A convolutional neural network for prestack fracture detection
Fractures are widely developed in hydrocarbon reservoirs and constitute the accumulation spaces and transport channels of oil and gas. Fracture detection is a fundamental task for reservoir characterization. From prestack seismic gathers, anisotropic analysis and inversion were commonly applied to characterize the dominant orientations and relative intensities of fractures. However, the existing methods were mostly based on the vertical aligned facture hypothesis, it is impossible for them to recognize fracture dip. Furthermore, it is difficult or impractical for existing methods to attain the real fracture densities. Based on data-driven deep learning, this paper designed a convolutional neural network to perform prestack fracture detection. Capitalizing on the connections between seismic responses and fracture parameters, a suitable azimuth dataset was firstly generated through fracture effective medium modeling and anisotropic plane wave analyzing. Then a multi-input and multi-output convolutional neural network was constructed to simultaneously detect fracture density, dip and strike azimuth. The application on a practical survey validated the effectiveness of the proposed CNN model.
💡 Research Summary
The paper addresses a long‑standing limitation in prestack seismic fracture characterization: conventional anisotropic analysis and inversion techniques assume that fractures are vertically aligned, which prevents the detection of fracture dip and makes it difficult to obtain true fracture densities. To overcome these constraints, the authors propose a data‑driven approach that leverages deep learning to simultaneously estimate fracture density, dip, and strike azimuth directly from prestack gathers.
First, a synthetic training set is generated using fracture effective‑medium modeling combined with anisotropic plane‑wave analysis. The authors model the subsurface as an effective medium whose elastic properties are perturbed by fractures characterized by three parameters: density (volume fraction of fractures), dip angle, and strike azimuth. By varying these parameters across realistic ranges and simulating wave propagation for multiple source‑receiver offsets and azimuths, they produce a large library of 3‑D prestack stacks. Each stack is labeled with the corresponding fracture parameters, thereby establishing a quantitative link between seismic response and fracture geometry.
Second, a multi‑input, multi‑output convolutional neural network (CNN) is designed. The network accepts a 3‑D tensor that stacks seismic traces over offset and azimuth dimensions, preserving the full angular information that traditional AVO workflows discard. The architecture consists of initial 3‑D convolutional layers for joint time‑space‑azimuth feature extraction, followed by residual blocks with skip connections to maintain gradient flow in a deep network. Three parallel regression heads predict fracture density, dip, and strike, each optimized with a mean‑squared‑error loss; the total loss is a weighted sum that balances the three objectives.

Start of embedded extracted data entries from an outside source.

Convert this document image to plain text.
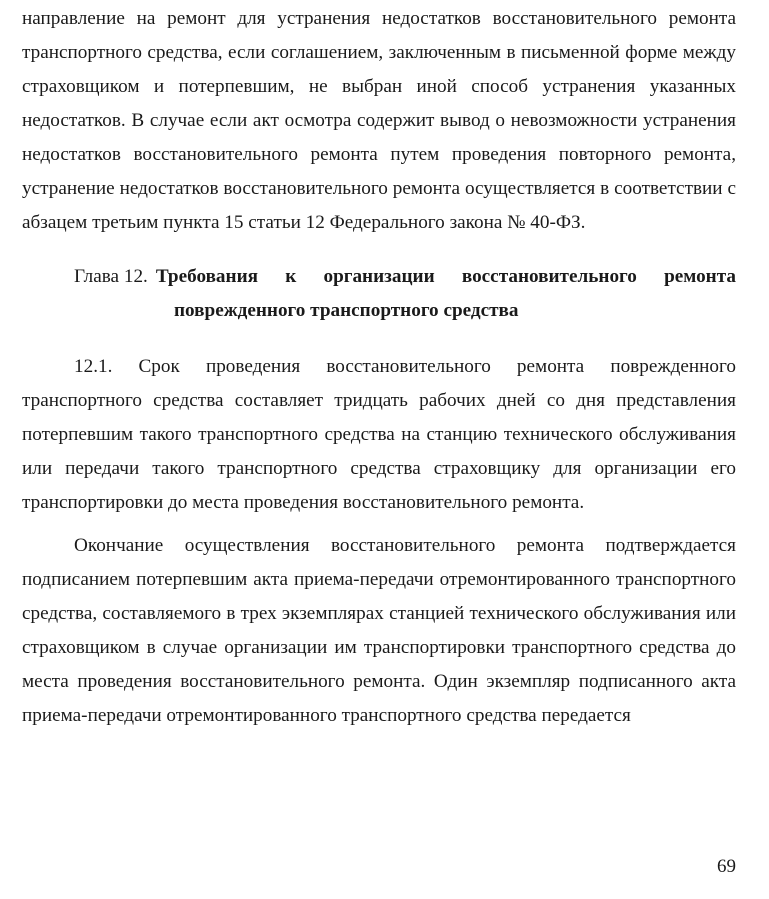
направление на ремонт для устранения недостатков восстановительного ремонта транспортного средства, если соглашением, заключенным в письменной форме между страховщиком и потерпевшим, не выбран иной способ устранения указанных недостатков. В случае если акт осмотра содержит вывод о невозможности устранения недостатков восстановительного ремонта путем проведения повторного ремонта, устранение недостатков восстановительного ремонта осуществляется в соответствии с абзацем третьим пункта 15 статьи 12 Федерального закона № 40-ФЗ.

Глава 12. Требования к организации восстановительного ремонта
поврежденного транспортного средства

12.1. Срок проведения восстановительного ремонта поврежденного транспортного средства составляет тридцать рабочих дней со дня представления потерпевшим такого транспортного средства на станцию технического обслуживания или передачи такого транспортного средства страховщику для организации его транспортировки до места проведения восстановительного ремонта.

Окончание осуществления восстановительного ремонта подтверждается подписанием потерпевшим акта приема-передачи отремонтированного транспортного средства, составляемого в трех экземплярах станцией технического обслуживания или страховщиком в случае организации им транспортировки транспортного средства до места проведения восстановительного ремонта. Один экземпляр подписанного акта приема-передачи отремонтированного транспортного средства передается

69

Training proceeds in a hybrid fashion. Purely synthetic data, which cover the entire parameter space, are used to teach the network the fundamental physics of fracture‑induced anisotropy. A smaller set of field data, containing realistic noise, multiple‑path effects, and acquisition irregularities, is then employed for fine‑tuning, ensuring that the model adapts to the statistical characteristics of actual surveys.
The authors evaluate the method on two fronts. In synthetic tests, the CNN achieves mean absolute errors of 0.018 for density (dimensionless), 4.7° for dip, and 9.3° for strike, outperforming conventional AVO‑inversion by a substantial margin. In a real‑world North Sea marine survey, the model successfully recovers spatially coherent dip patterns and provides quantitative density maps that agree with independent well‑log and core‑sample observations, whereas traditional methods only yield qualitative orientation trends.

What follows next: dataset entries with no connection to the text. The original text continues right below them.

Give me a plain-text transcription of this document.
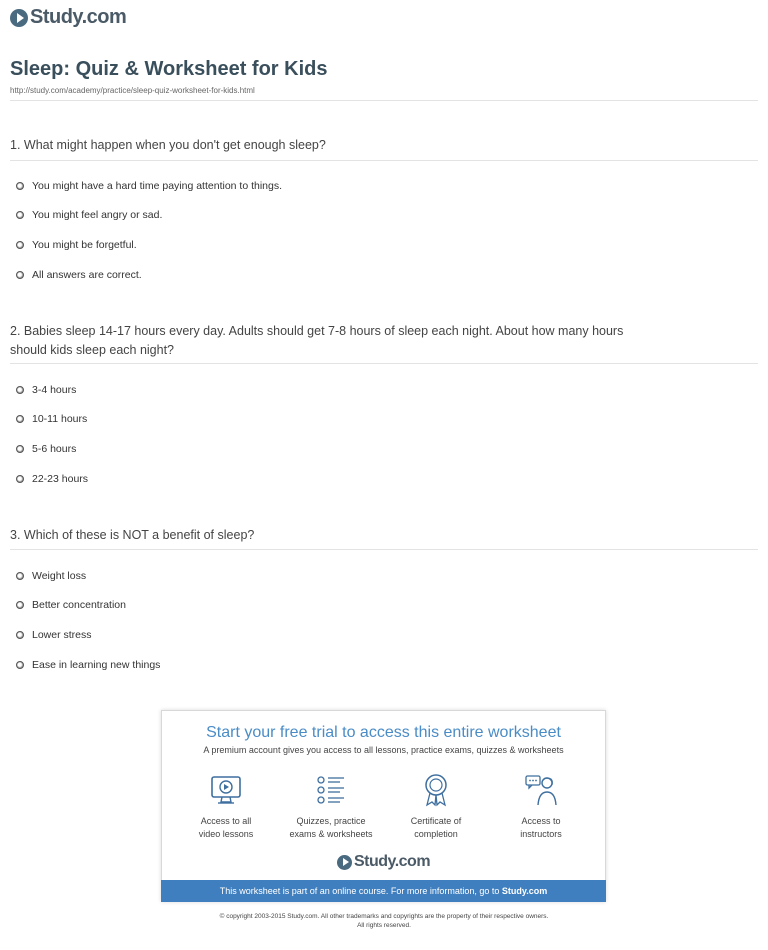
Study.com
Sleep: Quiz & Worksheet for Kids
http://study.com/academy/practice/sleep-quiz-worksheet-for-kids.html
1. What might happen when you don't get enough sleep?
You might have a hard time paying attention to things.
You might feel angry or sad.
You might be forgetful.
All answers are correct.
2. Babies sleep 14-17 hours every day. Adults should get 7-8 hours of sleep each night. About how many hours should kids sleep each night?
3-4 hours
10-11 hours
5-6 hours
22-23 hours
3. Which of these is NOT a benefit of sleep?
Weight loss
Better concentration
Lower stress
Ease in learning new things
Start your free trial to access this entire worksheet
A premium account gives you access to all lessons, practice exams, quizzes & worksheets
Access to all
video lessons
Quizzes, practice
exams & worksheets
Certificate of
completion
Access to
instructors
Study.com
This worksheet is part of an online course. For more information, go to Study.com
© copyright 2003-2015 Study.com. All other trademarks and copyrights are the property of their respective owners.
All rights reserved.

Key contributions of the work include: (1) a physics‑based synthetic data generation pipeline that captures the full azimuthal response of fractures; (2) a novel multi‑input, multi‑output CNN architecture that directly ingests prestack data and outputs three continuous fracture attributes; (3) a hybrid training strategy that blends synthetic completeness with field realism, demonstrating practical applicability.
The paper also acknowledges limitations. The effective‑medium model assumes planar, uniformly oriented fractures, which may not represent complex fracture networks or heterogeneous lithologies. Over‑fitting remains a risk when the synthetic library dominates training, suggesting the need for regularization techniques such as transfer learning or domain adaptation. Future research directions proposed include extending the model to multi‑scale fracture systems, incorporating additional geophysical attributes (e.g., shear‑wave data), and developing lightweight network variants for near‑real‑time interpretation.
Overall, the study presents a compelling case for using deep learning to break the vertical‑alignment barrier in prestack fracture detection, delivering more accurate and physically meaningful estimates of fracture geometry that can enhance reservoir characterization and production planning.